Biological functions of CCL21/CCR7 chemokine axis
Chemotaxis of CCL21/CCR7chemokine axis
Chemotaxis is the most important function of
CCL21/CCR7 chemokine axis in
adaptive immunity (Nomiyama et al., 2013). The specific binding of CCL21
to its receptor CCR7 can mediate the homing of DCs and T lymphocytes to
the secondary lymphoid tissues, and guide the directional movement and
aggregation of T cells in the secondary lymphoid. CCL21/CCR7 chemokine
axis can promote the migration of mature DCs from peripheral tissues to
regional lymph nodes, and enhance the phagocytosis of mature DCs to
different antigens (Ruytinx et al., 2018). DCs are a powerful antigen
presenting cell. Immature DCs are highly active, can effectively absorb
and process antigens, and locate the processed antigens to non-lymphoid
tissues. After exposure to active signals, DCs mature and enter
lymphatic tissues. Because CCL21 plays a vital role in the migration and
functional maturation of DCs ( Ruez et al., 2018, Antonelli et al.,
2014). Additionally, CCL21 was highly espressed in lymphatic epithelial
cells, which combined with CCR7 to facilitate the entry of mature DCs
into lymphatic vessels. Mature DCs entering the lymphatic vessels can be
located in the T lymphocyte area under the action of CCL19.

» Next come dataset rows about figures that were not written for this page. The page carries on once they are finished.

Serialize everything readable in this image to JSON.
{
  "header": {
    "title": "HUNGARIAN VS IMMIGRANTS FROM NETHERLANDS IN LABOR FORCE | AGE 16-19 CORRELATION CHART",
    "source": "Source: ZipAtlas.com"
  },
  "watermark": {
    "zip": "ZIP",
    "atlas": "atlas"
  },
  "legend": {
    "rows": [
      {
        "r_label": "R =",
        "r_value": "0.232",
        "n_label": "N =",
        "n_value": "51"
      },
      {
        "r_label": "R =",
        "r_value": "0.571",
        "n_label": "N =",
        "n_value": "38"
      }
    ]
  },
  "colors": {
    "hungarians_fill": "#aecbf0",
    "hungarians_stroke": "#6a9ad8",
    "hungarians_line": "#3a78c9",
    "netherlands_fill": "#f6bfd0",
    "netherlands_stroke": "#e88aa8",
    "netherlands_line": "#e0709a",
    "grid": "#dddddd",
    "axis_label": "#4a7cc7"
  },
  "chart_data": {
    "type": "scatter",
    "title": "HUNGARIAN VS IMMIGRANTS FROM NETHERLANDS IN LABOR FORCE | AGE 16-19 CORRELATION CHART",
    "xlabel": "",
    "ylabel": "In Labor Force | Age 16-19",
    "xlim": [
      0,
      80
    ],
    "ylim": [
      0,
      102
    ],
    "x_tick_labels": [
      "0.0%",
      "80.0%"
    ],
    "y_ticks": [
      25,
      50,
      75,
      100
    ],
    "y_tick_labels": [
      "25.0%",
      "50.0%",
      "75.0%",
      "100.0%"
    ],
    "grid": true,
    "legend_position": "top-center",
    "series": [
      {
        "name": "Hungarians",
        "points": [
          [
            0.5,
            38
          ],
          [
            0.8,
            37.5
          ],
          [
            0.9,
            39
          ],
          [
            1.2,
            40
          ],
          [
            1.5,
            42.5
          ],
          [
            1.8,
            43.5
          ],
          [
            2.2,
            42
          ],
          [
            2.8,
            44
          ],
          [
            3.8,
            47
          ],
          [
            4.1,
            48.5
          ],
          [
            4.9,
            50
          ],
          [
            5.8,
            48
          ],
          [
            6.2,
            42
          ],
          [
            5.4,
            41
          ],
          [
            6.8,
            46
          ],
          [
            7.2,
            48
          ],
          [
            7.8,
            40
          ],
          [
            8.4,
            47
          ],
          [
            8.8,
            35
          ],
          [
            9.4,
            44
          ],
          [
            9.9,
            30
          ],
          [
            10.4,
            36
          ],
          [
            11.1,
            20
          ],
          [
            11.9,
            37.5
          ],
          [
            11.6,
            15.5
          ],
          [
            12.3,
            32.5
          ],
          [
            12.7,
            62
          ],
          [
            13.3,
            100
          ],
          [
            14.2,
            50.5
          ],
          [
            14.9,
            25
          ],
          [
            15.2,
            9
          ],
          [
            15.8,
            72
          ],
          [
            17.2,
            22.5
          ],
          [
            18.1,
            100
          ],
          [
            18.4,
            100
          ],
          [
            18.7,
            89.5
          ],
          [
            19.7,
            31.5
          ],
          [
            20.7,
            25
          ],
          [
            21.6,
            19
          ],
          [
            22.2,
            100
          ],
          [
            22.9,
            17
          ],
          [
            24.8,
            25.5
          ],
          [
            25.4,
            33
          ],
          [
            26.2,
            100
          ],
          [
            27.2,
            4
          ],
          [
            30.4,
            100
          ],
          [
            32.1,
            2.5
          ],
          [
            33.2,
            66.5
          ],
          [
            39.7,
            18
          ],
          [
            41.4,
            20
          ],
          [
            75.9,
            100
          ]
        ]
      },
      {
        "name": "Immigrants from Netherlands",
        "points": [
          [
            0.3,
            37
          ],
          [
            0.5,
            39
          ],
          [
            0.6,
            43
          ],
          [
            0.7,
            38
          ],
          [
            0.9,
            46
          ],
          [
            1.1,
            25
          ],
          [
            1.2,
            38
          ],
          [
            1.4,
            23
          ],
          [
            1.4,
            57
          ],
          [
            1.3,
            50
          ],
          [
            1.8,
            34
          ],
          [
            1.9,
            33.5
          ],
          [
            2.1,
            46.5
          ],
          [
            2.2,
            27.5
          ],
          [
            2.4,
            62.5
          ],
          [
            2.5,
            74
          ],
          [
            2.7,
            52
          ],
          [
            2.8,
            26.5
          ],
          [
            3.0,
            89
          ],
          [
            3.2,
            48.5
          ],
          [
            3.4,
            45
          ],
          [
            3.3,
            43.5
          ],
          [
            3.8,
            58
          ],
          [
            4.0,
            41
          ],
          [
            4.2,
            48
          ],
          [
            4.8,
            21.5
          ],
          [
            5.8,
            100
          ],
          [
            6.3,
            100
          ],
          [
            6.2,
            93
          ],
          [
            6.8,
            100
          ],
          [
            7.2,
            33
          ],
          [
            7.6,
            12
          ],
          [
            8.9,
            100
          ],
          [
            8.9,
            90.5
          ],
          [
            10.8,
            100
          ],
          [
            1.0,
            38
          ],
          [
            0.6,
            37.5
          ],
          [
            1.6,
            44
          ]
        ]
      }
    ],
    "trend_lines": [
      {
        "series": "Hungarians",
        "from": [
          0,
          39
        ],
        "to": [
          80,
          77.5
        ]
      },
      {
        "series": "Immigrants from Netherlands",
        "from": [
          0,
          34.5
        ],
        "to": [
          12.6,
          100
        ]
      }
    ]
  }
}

Nevertheless, CCL21 has chemotactic
effect only on mature DCs and has no chemotactic effect on immature DCs.
CCL21 binds to CCR7 expressed on mature DCs, which exerts biological
effects by inducing the mobilization of calcium ions in mature DCs
(Averbeck et al., 2017). Previous studies have reported that the
combination of CCL21 and CCL19 with CCR7 is both different and
competitive. Physiological concentration of CCL21 shows chemotactic
effect on peripheral blood T cells, but CCL19 does not. This is due to
the different affinity of CCL21 and CCL19 with CCR7. In the presence of
CCL21, T cells move away from CCL19 and toward CCL21, which reflects the
competitive relationship between CCL21 and CCL19. However, both of these
ligands can induce the migration of B cells and tumor cells through
different signal transduction (Yu et al., 2015).